In general, South Africa was everything and also nothing at all like we expected.
Oh my goodness, Cape Town. We didn't spend nearly enough time there. After finally seeing Table Mountain firsthand, it was obvious why the city has a rep as one of the most naturally beautiful in the world.
We crammed a ton into three days. We strolled through the Bo Kaap, Cape Town's brightly painted, historically Muslim neighborhood; made friends with penguins on Boulders Beach; rode a tram to the top of Table Mountain; discovered dozens of exotic plants in the Kirstenbosch Botanical Garden; tasted local wine in Stellenbosch; and watched a sunset from the Cape of Good Hope. We also ate some really delicious food at Kloof Street House and Societi Bistro, where we tried ostrich for the first time and learned that the "rocket" we kept eating in our salads was actually arugula.
Even though we had so many other beautiful places in mind for the rest of the trip, it was super hard to leave Cape Town. We will absolutely be back there.
The 500 mile stretch of scenic road along the southernmost coast of Africa, from Cape Town to Port Elizabeth, is apparently known as the Garden Route. We had no idea it was a thing until we started to plan this trip. In the summer the area is supposed to be crawling with beachgoers from Johannesburg and Cape Town, but since we were there in early winter, we shared most places with the locals.

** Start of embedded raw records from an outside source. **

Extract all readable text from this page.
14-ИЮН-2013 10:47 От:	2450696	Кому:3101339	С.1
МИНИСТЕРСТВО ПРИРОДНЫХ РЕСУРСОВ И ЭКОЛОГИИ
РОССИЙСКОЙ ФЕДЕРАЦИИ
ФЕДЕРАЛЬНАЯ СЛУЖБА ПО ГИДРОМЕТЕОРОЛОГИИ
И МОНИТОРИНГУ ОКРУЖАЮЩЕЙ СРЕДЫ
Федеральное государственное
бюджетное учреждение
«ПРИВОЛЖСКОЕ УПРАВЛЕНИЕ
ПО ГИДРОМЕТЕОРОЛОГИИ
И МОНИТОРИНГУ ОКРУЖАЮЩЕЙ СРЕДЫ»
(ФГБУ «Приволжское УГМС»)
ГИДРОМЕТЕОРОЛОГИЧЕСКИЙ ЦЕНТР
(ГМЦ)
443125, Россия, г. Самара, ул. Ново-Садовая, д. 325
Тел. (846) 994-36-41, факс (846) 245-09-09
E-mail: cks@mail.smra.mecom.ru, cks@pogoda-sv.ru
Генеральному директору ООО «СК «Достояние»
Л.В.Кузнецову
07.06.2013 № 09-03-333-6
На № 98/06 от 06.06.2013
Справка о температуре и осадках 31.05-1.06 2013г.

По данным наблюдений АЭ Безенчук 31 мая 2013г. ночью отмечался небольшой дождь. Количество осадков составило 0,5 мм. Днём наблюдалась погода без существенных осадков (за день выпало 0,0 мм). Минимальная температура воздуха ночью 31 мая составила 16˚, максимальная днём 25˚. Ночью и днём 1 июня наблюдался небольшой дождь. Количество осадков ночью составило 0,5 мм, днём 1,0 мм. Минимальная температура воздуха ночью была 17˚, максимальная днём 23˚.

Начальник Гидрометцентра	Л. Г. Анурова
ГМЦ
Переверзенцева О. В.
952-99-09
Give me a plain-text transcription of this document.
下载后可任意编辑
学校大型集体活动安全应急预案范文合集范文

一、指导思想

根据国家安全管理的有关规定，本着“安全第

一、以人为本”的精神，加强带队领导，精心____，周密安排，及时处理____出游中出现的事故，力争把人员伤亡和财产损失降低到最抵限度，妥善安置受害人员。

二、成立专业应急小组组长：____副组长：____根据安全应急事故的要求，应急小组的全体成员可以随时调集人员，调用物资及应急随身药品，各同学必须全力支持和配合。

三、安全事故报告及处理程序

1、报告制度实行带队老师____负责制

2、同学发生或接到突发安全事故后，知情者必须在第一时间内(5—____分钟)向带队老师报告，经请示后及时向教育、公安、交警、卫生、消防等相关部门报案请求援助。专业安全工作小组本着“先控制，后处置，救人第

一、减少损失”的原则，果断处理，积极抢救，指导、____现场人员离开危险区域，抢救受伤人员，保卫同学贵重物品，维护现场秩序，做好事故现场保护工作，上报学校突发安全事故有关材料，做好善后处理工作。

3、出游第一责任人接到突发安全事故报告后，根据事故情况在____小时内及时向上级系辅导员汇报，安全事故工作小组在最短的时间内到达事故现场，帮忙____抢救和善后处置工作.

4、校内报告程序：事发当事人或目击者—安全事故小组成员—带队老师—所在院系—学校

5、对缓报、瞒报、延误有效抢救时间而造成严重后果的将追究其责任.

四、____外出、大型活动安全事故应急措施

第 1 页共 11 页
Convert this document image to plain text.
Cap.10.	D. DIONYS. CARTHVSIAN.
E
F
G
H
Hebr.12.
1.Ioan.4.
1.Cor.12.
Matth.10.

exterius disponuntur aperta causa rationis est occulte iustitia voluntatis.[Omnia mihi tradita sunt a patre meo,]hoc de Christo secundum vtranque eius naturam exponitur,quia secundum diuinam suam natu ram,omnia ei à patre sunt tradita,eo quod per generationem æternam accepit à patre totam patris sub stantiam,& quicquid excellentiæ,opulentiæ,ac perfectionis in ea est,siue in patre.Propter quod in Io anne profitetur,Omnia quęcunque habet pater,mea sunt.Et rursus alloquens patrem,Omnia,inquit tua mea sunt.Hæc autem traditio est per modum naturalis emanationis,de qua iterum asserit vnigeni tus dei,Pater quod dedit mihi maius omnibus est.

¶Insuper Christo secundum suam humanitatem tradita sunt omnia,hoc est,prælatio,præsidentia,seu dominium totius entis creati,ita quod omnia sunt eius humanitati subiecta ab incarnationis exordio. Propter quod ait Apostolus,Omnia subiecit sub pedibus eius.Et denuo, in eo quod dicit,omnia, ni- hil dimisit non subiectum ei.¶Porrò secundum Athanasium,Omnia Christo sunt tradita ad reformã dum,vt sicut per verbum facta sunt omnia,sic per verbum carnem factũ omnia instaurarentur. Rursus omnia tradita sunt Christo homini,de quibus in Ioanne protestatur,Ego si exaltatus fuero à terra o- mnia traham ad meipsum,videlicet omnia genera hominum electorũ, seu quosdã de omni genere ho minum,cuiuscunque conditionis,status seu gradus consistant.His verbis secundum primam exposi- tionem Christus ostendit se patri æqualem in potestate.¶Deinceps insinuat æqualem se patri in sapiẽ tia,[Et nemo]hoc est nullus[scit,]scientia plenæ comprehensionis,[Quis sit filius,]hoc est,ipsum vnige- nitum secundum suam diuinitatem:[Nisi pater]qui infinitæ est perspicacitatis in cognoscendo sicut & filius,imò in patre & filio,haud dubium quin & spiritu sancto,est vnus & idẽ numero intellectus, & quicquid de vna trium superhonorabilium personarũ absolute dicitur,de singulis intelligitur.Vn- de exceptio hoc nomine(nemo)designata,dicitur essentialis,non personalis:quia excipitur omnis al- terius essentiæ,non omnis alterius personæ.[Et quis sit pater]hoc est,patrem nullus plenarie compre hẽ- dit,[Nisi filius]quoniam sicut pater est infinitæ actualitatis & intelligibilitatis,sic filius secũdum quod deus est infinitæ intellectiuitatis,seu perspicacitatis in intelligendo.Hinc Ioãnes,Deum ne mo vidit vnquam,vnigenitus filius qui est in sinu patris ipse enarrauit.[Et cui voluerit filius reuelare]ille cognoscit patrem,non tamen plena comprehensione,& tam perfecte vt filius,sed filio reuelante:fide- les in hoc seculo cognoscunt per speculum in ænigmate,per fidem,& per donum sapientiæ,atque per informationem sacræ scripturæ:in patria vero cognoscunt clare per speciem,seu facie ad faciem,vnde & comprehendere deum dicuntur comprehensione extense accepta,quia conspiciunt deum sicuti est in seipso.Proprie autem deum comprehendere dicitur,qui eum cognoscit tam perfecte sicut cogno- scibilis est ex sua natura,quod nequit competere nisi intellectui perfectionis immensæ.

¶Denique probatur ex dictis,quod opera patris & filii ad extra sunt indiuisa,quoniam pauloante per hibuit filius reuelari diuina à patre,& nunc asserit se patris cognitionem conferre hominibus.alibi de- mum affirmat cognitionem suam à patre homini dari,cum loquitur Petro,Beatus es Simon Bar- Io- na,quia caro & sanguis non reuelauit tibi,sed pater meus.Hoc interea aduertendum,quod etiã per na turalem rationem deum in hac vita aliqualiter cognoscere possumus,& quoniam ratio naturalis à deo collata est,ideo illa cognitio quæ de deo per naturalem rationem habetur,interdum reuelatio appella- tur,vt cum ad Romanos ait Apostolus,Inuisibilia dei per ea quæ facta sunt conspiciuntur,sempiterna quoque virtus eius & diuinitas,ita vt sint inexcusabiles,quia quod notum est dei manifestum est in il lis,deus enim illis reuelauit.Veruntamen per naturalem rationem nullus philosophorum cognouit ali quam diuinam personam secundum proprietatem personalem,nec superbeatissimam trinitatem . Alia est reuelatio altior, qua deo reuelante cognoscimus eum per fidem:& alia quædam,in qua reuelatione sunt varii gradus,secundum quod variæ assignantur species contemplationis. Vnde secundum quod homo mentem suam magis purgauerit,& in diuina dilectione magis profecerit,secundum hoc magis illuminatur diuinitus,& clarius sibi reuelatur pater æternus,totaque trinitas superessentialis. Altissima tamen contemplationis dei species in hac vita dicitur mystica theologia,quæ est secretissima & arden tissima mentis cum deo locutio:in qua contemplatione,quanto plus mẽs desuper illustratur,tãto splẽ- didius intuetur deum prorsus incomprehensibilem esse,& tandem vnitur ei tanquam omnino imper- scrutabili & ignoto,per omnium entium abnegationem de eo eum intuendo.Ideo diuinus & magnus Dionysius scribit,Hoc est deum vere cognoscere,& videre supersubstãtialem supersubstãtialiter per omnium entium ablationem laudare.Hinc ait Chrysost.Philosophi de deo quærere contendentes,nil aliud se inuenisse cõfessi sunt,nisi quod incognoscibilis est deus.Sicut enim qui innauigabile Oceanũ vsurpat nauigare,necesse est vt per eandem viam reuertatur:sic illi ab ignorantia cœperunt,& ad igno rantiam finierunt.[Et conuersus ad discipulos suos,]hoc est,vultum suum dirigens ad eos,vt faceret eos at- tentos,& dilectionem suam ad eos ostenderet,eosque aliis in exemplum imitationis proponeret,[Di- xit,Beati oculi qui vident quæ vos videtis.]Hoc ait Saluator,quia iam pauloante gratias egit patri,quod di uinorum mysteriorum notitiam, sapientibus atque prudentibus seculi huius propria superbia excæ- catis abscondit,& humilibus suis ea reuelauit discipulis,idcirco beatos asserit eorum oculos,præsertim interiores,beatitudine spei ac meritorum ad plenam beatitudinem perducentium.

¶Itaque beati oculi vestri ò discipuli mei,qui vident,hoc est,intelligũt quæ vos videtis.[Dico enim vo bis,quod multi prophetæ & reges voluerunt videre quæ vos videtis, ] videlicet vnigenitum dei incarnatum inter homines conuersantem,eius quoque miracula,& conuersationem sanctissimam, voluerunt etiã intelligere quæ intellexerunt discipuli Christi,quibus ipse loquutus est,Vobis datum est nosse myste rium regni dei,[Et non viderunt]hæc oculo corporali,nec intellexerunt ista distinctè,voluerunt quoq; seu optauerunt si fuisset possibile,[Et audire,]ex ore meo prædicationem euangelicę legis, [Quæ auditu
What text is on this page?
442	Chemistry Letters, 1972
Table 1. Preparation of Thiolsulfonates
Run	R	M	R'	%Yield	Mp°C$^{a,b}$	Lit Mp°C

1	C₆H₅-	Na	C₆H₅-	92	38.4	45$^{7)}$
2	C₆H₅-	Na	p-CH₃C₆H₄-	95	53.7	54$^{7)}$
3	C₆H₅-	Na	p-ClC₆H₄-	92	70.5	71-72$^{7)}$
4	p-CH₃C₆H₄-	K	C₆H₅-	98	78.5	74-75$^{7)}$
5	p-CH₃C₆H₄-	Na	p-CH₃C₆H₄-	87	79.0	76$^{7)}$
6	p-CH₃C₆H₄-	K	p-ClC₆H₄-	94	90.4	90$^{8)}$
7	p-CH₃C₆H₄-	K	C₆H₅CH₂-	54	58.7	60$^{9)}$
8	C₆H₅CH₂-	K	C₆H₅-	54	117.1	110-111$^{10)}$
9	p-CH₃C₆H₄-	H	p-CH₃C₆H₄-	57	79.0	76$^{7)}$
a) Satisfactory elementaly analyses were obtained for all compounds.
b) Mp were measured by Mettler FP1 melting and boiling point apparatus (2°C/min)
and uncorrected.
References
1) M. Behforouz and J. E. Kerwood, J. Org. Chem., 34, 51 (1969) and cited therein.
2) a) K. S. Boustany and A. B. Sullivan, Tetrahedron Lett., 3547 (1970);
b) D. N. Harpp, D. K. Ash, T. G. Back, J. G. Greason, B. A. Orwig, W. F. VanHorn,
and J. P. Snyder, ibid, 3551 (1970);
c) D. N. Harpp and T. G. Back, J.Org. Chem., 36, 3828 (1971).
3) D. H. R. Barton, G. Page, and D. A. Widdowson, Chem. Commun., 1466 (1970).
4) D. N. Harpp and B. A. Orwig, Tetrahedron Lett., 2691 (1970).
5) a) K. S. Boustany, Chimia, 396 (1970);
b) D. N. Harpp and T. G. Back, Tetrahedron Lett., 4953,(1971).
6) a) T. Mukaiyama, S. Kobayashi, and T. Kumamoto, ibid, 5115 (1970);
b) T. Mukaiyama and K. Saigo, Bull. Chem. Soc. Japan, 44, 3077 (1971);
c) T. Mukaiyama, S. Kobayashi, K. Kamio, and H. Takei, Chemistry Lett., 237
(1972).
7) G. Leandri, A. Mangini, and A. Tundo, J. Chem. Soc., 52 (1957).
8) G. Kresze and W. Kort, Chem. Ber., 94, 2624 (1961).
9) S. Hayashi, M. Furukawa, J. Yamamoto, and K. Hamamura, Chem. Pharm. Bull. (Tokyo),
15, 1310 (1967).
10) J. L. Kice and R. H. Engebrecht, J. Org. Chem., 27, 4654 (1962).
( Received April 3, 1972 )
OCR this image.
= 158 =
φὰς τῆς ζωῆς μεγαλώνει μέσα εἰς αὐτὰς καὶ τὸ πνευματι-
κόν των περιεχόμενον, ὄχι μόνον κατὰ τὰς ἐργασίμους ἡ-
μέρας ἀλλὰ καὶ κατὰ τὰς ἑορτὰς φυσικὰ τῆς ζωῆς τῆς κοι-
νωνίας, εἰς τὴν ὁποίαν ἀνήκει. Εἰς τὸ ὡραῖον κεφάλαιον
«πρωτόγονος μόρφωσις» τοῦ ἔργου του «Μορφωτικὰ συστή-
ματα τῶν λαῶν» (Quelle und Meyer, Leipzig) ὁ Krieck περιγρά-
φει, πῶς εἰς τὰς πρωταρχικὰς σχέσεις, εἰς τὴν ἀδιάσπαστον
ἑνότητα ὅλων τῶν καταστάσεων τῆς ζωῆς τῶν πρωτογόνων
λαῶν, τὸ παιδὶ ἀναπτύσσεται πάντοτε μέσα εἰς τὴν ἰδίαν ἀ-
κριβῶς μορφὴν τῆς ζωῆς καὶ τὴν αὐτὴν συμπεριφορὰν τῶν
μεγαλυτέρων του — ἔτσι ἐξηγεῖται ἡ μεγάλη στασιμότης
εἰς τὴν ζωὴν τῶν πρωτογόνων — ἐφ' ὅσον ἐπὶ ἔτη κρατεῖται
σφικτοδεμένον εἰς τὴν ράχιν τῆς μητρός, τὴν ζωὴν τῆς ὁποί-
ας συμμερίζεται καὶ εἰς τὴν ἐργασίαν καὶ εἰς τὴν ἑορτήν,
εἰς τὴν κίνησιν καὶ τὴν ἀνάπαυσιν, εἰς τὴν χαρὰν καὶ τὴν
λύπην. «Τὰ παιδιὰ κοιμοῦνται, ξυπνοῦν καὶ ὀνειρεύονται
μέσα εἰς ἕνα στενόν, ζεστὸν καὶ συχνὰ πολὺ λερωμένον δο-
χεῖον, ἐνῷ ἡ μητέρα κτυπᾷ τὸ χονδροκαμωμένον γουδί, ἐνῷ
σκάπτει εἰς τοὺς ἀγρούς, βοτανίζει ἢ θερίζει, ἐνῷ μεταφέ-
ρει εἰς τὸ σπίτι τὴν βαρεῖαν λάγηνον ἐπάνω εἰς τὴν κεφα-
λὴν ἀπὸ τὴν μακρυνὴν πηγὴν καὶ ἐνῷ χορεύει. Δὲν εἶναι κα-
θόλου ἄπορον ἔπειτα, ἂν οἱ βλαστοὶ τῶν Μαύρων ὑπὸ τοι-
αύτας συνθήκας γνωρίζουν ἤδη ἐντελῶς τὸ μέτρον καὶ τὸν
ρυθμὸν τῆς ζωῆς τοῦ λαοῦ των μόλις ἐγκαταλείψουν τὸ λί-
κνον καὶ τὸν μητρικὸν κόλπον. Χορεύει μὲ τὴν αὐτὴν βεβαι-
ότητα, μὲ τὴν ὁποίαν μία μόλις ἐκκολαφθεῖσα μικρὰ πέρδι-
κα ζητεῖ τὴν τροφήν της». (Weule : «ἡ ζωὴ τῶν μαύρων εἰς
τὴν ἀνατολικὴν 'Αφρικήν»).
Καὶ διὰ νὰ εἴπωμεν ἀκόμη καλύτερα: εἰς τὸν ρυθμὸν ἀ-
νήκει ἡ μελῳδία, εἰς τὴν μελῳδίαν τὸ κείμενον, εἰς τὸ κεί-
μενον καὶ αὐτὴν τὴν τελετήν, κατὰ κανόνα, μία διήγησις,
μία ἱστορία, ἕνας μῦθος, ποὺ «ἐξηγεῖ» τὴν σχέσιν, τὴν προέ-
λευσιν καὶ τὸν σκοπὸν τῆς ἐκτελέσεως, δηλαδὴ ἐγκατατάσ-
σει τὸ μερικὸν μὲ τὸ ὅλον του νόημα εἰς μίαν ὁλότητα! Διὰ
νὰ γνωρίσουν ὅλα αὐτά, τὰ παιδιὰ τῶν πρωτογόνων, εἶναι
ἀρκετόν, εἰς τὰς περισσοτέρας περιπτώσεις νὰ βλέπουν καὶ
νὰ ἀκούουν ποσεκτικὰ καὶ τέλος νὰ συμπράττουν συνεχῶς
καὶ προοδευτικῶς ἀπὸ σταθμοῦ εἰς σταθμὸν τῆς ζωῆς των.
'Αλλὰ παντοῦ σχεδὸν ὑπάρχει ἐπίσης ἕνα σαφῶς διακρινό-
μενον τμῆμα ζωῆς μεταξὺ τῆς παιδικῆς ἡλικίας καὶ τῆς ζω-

We had little to no expectations about this part of the country, so it was great to just drive around and explore. The road took us to a national antelope park in Swellendam; a primate sanctuary in Plettenberg Bay; a long, gorgeous stretch of the Indian Ocean in Knysna; and a hillside trail through a jungle in Tsisikamma where we had a too-close-for-comfort encounter with a pack of baboons. (The highways are plastered with signs warning tourists how dangerous baboons are. So that was fun!)
We were blown away by the diversity of the plant life and wildlife all over the place, especially for the wintertime. Where someone in the U.S. might expect to see one kind of crow or pigeon, we saw a dozen varieties of similar birds, some bright blue, some bright yellow. The flowers were also gorgeous and plentiful. Must be why it's called the Garden Route!
Addo Elephant Park & Port Elizabeth
The last leg of our trip was one we most looked forward to. We camped out in a small hut for three nights inside Addo Elephant National Park, which was as awesome as it sounds. Every night a family of elephants would come drink at the waterhole just outside our door. During the day we were lucky to see so many of the 500+ native elephants that we lost count. We searched fruitlessly for lions, but we did find dozens of zebra, antelope, bontebok, buffalo, and warthog, plus some ostrich, vervet monkeys, caracal, fox, meerkat, hare, and even an owl while we were on a guided evening safari. It was the real life Lion King.
We closed out our travels in Port Elizabeth, an Eastern Cape city with a huge shipping port and a factory on every corner. PE was not highly recommended—the locals all joked that we couldn't be planning to stay for more than a day. Yes, the city had plainly high poverty levels and an industrial vibe, but it also had an unexpected beauty in its many beaches and nature reserve south of town, Cape Recife.
We are no closer to mastering the South African English accent than we were before we left—best comparison I can think of is mild Australian with a dash of British—but we did come back home with a new appreciation of life in the U.S. Most of our buildings are not in danger of falling down. We don't see a lot of people hitching rides on the side of the highway because there are no other means of transportation. And luckily, our current president isn't accused of corruption. (Side note: please do not vote for Trump.)
On another note, all of the people we met were super nice. They always encouraged us to come back, to bring our friends, and to support their country, which in our eyes, is unlike any other.